Yesterday I presented a session on differentiating your STEM curriculum at the NH Science Teachers Association’s annual conference at Pinkerton Academy.  Click here to view my presentation.  My public speaking skills were quite strong.  I moved about the classroom and the teachers in attendance seemed quite engaged.  They asked some good questions.  At the start of the session, I was having some problems with the active board in the classroom.  Every time I touched it, the slideshow advanced.  I said, “Hey, what’s going on?  It must be set to advance automatically.”  Then a teacher in the crowd informed me that it was a new SMART Board and touching it acted like a mouse click and so it advanced.  I was amazed and made it known.  The group project in which the teachers created egg drop vehicles was a ton of fun.  The teachers were focused and seemed to have fun.  It allowed me a chance to model good teaching by walking around and asking the groups questions and providing positive feedback.  Luckily the classroom in which I presented was near a balcony and so we were able to test the vehicles when finished.  It created a bit of an audience, which was very cool.  Science is super fun!
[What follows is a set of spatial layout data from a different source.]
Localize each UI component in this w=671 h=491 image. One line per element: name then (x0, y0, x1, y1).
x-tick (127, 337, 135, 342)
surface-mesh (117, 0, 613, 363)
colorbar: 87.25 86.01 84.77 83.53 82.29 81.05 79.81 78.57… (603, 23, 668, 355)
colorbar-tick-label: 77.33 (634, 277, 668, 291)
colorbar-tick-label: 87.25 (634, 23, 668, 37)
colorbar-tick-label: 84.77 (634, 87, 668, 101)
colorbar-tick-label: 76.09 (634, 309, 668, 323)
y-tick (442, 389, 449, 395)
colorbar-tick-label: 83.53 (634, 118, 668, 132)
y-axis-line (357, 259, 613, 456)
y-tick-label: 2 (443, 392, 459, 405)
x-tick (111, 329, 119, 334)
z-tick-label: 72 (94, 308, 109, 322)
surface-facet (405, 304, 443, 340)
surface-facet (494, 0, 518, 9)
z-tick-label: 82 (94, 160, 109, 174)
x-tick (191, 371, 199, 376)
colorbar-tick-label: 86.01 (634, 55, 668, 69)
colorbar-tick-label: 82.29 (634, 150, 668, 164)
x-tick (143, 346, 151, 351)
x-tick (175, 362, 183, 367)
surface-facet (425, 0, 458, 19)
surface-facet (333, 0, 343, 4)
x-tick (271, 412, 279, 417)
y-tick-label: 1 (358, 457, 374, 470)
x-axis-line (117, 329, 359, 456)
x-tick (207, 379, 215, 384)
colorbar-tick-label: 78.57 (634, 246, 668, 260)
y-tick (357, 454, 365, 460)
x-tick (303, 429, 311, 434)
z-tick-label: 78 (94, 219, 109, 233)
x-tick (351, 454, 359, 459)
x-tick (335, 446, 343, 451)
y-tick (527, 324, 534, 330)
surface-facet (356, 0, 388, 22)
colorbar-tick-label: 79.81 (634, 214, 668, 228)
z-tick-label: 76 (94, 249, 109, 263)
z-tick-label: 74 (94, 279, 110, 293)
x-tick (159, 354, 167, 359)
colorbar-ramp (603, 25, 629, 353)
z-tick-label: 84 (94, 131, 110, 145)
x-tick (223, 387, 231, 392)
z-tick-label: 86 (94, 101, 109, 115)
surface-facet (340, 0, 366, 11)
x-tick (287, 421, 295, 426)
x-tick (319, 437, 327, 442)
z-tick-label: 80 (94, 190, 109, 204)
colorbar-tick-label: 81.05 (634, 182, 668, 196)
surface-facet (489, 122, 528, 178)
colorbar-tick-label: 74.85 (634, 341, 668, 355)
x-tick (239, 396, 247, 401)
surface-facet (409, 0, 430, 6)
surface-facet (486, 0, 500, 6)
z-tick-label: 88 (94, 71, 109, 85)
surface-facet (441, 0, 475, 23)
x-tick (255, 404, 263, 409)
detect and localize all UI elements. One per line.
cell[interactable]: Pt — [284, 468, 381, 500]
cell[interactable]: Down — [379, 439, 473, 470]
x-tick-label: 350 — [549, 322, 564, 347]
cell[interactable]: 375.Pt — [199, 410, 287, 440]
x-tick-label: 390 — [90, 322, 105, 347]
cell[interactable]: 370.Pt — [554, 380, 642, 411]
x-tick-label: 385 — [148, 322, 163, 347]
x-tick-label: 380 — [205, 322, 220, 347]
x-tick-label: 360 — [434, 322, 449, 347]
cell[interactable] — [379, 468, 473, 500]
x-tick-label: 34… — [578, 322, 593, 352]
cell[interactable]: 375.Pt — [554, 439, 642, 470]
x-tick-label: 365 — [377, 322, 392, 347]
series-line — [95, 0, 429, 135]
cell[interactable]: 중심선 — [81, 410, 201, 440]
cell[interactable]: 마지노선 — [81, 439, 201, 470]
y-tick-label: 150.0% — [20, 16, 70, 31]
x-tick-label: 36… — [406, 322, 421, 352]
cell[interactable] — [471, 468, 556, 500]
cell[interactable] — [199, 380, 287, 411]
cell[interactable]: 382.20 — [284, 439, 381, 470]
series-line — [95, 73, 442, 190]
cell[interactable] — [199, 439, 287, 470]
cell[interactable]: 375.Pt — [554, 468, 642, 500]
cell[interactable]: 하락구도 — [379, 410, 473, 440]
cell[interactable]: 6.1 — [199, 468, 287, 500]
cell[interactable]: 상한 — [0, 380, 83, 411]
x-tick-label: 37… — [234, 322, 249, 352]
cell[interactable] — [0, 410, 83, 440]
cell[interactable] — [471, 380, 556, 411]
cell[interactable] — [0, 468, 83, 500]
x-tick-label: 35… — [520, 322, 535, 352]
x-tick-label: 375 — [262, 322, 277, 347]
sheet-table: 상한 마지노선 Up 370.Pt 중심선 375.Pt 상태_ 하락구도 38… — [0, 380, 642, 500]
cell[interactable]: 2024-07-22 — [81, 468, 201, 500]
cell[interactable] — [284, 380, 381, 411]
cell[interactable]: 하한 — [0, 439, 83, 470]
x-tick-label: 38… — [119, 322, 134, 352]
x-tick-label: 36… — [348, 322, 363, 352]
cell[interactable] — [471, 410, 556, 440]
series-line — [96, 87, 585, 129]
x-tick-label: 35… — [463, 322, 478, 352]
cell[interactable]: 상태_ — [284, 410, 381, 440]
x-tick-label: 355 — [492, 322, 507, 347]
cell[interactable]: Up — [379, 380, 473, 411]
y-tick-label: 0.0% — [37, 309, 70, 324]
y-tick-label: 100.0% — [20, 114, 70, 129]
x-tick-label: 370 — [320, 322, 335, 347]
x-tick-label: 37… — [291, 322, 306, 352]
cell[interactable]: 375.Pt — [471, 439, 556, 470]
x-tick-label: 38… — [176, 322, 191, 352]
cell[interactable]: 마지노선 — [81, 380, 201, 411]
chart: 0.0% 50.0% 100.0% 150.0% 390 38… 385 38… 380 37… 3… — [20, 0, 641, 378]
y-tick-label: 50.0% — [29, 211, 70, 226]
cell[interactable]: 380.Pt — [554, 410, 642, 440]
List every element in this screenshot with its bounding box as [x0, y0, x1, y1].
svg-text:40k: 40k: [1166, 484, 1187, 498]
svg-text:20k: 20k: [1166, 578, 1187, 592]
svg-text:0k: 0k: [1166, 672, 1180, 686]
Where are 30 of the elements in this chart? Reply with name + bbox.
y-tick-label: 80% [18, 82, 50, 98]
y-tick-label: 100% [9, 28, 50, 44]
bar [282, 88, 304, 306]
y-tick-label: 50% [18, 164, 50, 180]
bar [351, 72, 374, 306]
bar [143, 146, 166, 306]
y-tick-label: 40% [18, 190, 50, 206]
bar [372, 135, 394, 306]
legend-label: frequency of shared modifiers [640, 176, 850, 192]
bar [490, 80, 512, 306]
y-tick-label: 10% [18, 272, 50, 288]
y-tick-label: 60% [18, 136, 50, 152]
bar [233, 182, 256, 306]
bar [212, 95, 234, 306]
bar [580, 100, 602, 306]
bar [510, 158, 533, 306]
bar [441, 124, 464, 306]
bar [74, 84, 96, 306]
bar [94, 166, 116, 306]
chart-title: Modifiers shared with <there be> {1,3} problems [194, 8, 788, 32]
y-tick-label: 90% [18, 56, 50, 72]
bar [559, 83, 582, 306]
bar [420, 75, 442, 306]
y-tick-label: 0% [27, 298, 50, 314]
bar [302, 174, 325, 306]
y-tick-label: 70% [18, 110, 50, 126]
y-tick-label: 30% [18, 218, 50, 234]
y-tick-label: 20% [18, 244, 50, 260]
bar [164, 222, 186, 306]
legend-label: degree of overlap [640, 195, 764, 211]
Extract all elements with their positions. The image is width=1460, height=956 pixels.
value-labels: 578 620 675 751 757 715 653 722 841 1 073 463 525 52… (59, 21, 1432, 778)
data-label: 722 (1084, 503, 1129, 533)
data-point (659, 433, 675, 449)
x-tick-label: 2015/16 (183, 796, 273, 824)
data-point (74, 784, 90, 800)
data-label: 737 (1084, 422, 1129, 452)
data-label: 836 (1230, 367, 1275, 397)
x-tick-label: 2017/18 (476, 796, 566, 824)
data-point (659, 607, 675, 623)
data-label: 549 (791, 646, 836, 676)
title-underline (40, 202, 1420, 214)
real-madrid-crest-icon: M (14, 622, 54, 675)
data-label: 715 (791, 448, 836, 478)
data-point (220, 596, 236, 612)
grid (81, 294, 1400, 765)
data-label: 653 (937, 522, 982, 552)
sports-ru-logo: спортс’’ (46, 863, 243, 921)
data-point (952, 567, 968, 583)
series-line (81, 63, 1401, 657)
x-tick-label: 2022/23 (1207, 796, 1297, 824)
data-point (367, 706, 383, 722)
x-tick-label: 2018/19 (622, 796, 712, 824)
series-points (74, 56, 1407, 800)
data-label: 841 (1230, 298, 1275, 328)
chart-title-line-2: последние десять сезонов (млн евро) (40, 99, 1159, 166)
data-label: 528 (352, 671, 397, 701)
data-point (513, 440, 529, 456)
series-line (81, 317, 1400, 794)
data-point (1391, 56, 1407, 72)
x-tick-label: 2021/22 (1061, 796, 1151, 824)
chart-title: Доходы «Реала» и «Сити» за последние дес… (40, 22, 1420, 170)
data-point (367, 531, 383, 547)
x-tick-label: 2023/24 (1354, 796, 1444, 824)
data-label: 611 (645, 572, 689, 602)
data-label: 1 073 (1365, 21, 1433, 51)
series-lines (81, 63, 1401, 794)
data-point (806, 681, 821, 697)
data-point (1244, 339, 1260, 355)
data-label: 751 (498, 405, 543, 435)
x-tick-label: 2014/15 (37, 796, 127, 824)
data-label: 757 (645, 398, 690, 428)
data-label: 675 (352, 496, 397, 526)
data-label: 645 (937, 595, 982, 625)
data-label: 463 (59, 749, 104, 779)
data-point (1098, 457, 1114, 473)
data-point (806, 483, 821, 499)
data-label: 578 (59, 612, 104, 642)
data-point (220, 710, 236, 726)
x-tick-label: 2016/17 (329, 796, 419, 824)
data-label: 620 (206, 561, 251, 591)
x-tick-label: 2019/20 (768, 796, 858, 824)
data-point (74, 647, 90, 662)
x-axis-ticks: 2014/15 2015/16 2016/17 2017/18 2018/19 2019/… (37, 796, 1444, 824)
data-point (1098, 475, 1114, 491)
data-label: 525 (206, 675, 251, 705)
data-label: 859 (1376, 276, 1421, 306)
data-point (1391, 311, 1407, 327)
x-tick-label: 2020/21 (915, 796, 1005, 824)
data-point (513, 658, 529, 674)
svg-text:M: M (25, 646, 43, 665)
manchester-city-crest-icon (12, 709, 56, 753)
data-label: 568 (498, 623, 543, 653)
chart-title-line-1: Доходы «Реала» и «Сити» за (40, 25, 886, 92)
While I ran out of time to cover everything I had planned– I tend to be an over planner– I was able to discuss the bid ideas from my presentation.  I wanted the teachers to understand how I formulate my STEM units.  I use a recipe process I refer to as SNDP (Standards, Neuroscience, Differentiation, and Perseverance.)  I went through the value and importance of each aspect so that the teachers see what is needed to create an engaging and academically appropriate unit that incorporates all parts of the STEM acronym.  If I were to do this workshop session again, I would revamp a few things.  I would focus on the recipe process of creating STEM units and then get into the group project.  I would explain the focus of the project in more detail.  I would even list the standards used in creating the unit.  I might even find other standards that could be used with this activity.  I would then go through the process I use in the classroom with the students.  I would also allow for more debriefing and discussion.  Hopefully, this would bring focus to the session and offer the teachers more details on how to make the STEM approach come about more easily.

Although I’m not getting down on myself about Saturday’s presentation.  I thought it went well, but I also realize that failure is all part of the process.  I saw room for improvement and want to act on it.  Noone is perfect and I realize that growth comes from change and reflection.  Perhaps if I facilitate this workshop again, it will be more effective for the teachers in attendance.  My goal every time I present at a conference is to help other teachers try new things, take risks, and better engage their students.